Vertrauen führt – ja klar!

„Vertrauen führt“. Das beten inzwischen alle Manager nach. Führungskräfte lesen schließlich auch Bücher, und niemand will dem Zeitgeist hinterher hinken. „Die Basis unseres Erfolgs sind Vertrauen und gegenseitiger Respekt“, hängt dann in Schönschrift, gerahmt und hinter entspiegeltem Glas im Konferenzraum. 

Merkwürdig nur, dass sich in so manchem Unternehmen dieses Vertrauen in einem 200-seitigen Pflichtenheft ausdrückt, in dem das Management die gesamte Vorgehensweise bei einem größeren Vorhaben peinlich genau vorgibt, damit alles schön unter Kontrolle bleibt.
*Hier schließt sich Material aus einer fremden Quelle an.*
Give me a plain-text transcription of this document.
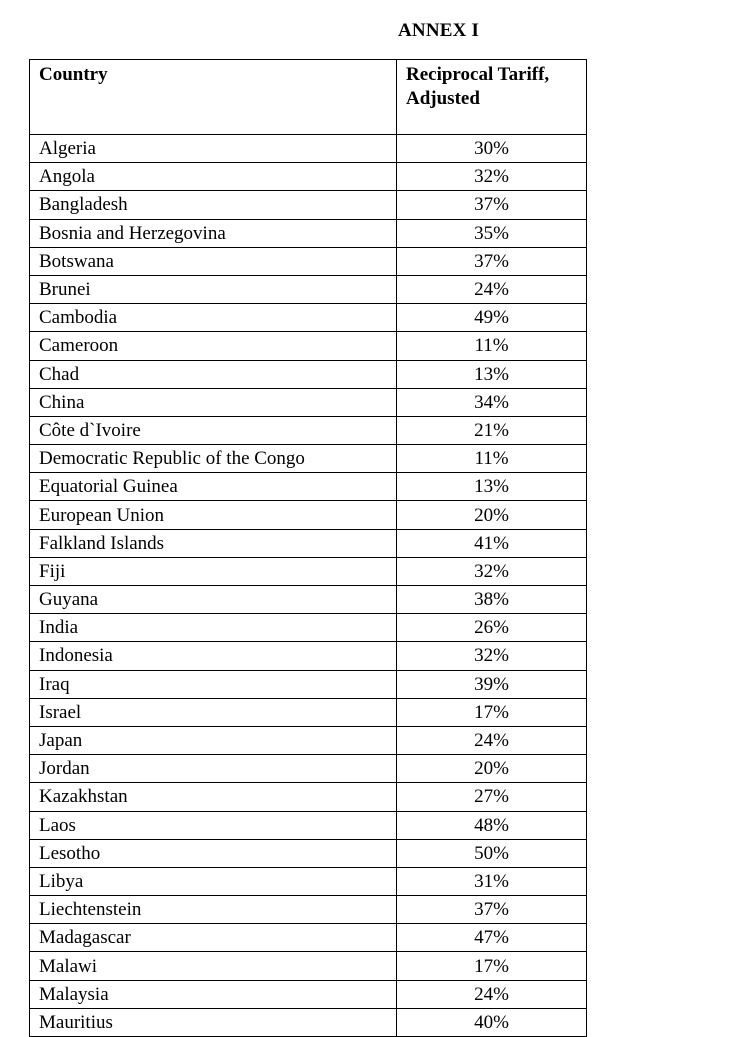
ANNEX I
Country	Reciprocal Tariff,
Adjusted
Algeria	30%
Angola	32%
Bangladesh	37%
Bosnia and Herzegovina	35%
Botswana	37%
Brunei	24%
Cambodia	49%
Cameroon	11%
Chad	13%
China	34%
Côte d`Ivoire	21%
Democratic Republic of the Congo	11%
Equatorial Guinea	13%
European Union	20%
Falkland Islands	41%
Fiji	32%
Guyana	38%
India	26%
Indonesia	32%
Iraq	39%
Israel	17%
Japan	24%
Jordan	20%
Kazakhstan	27%
Laos	48%
Lesotho	50%
Libya	31%
Liechtenstein	37%
Madagascar	47%
Malawi	17%
Malaysia	24%
Mauritius	40%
Denn „Vertrauen ist gut, Kontrolle ist besser“ – dieser Satz von Lenin ist es, der viele Köpfe in den Führungsetagen eigentlich beherrscht. Und nicht die Sprüche, die an den Wänden hängen. 

Ein guter Indikator dafür sind beispielsweise die Ermessensspielräume, die Mitarbeitern zugebilligt werden. 
In Unternehmen, die ihren Mitarbeitern vollständige Freiheit bei allen Entscheidungen bis zur Höhe von max. 5,99 Euro gewähren, braucht es keinen Psychoanalytiker, um messerscharfe Rückschlüsse auf das dortige Führungsverständnis zu ziehen.

Es ist die klassische selbsterfüllende Prophezeiung: Aus lauter Angst, den Mitarbeitern nicht vertrauen zu können, schaffen Unternehmen ein Klima der Überwachung und Kontrolle, in dem dann tatsächlich irgendwann der Regelbruch für den Mitarbeiter die einzige Möglichkeit ist, seine Unabhängigkeit und sein Selbstwertgefühl wiederherzustellen. 

Man kann es auch so ausdrücken: Wenn die Führungsmannschaft nicht bereit ist, anderen Menschen im Unternehmen Freiheit zu gewähren, dann kann sie von diesen Menschen auch kein Verantwortungsbewusstsein erwarten.